How Political Correctness Led Official France to Attempt a Cover-Up of Sarah Halimi’s Murder

June 8, 2021 | Michel Gurfinkiel
About the author: Michel Gurfinkiel is the founder and president of the Jean-Jacques Rousseau Institute, a conservative think-tank in France, and a Shillman/Ginsburg Fellow at the Middle East Forum. His “You Only Live Twice,” on the contemporary situation of European Jews, appeared in Mosaic in August 2013.

In Paris in 2017, Kobili Traore murdered his sixty-five-year-old Jewish neighbor, Sarah Halimi, after beating her for at least 30 minutes while reciting Quranic verses and shouting anti-Semitic epithets. This was not the first time anti-Semitic violence, now frequent, turned deadly in 21st-century Paris; it wasn’t even the first such incident in the 11th arrondissement. But what shocked French Jews, and eventually a wider segment of the French public, was the way the media and then the courts treated the case. Michel Gurfinkiel writes:

Instead of prompt justice, a process of cover-up and procrastination set in. While the murder was instantly reported by Agence France-Press and within the Jewish community, the mainstream media ignored it for two full days and then barely mentioned it for seven weeks. . . . The judicial investigation and prosecution was equally troubling. Kobili Traore was not sent to jail on a preventive basis, which is almost automatically the rule in France for all manner of crimes, but rather to psychiatric hospitals. On April 7, François Molins, the public prosecutor in charge of the case, declined “for the time being” to characterize it as “anti-Semitic.”

Psychiatric experts were consulted over and over again, as if the prosecuting judiciary would not be content with anything less than an exonerating opinion, which they finally obtained: the use of [marijuana], the experts conceded, might have “momentarily” altered Traore’s mental perceptions, thus rendering him unaccountable in court. By contrast, the fact that Traore had spent the . . . preceding day praying at a local Salafist mosque was not taken into consideration. Likewise, no crime reconstruction—again, a quasi-automatic practice in France—was done.

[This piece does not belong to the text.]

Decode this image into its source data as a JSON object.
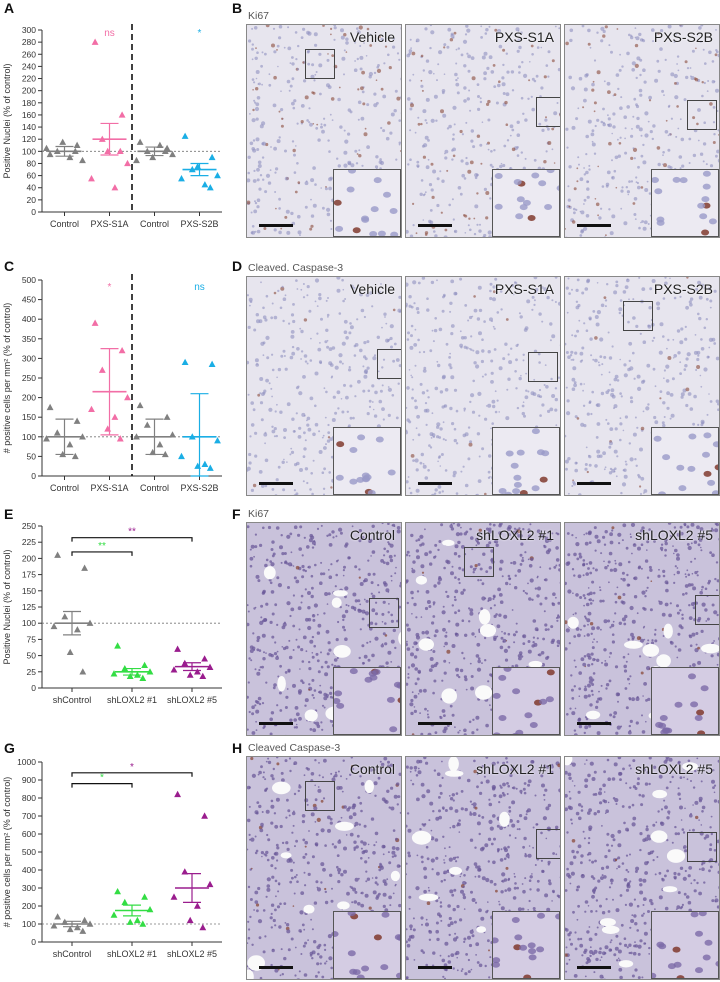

Political correctness may have been . . . crucial in the Sarah Halimi case. . . . [T]he murder took place in between the presidential election’s two ballots. While Macron stood well ahead of his only challenger, the far-right leader Marine Le Pen, in every opinion poll, some people, unbeknownst to Macron, may have been afraid that the brutal assassination of an elderly Jewish lady by a young African Muslim would vindicate Le Pen’s anti-immigration platform. Hence, perhaps, a move to sweep the news under the carpet, at least until the second ballot.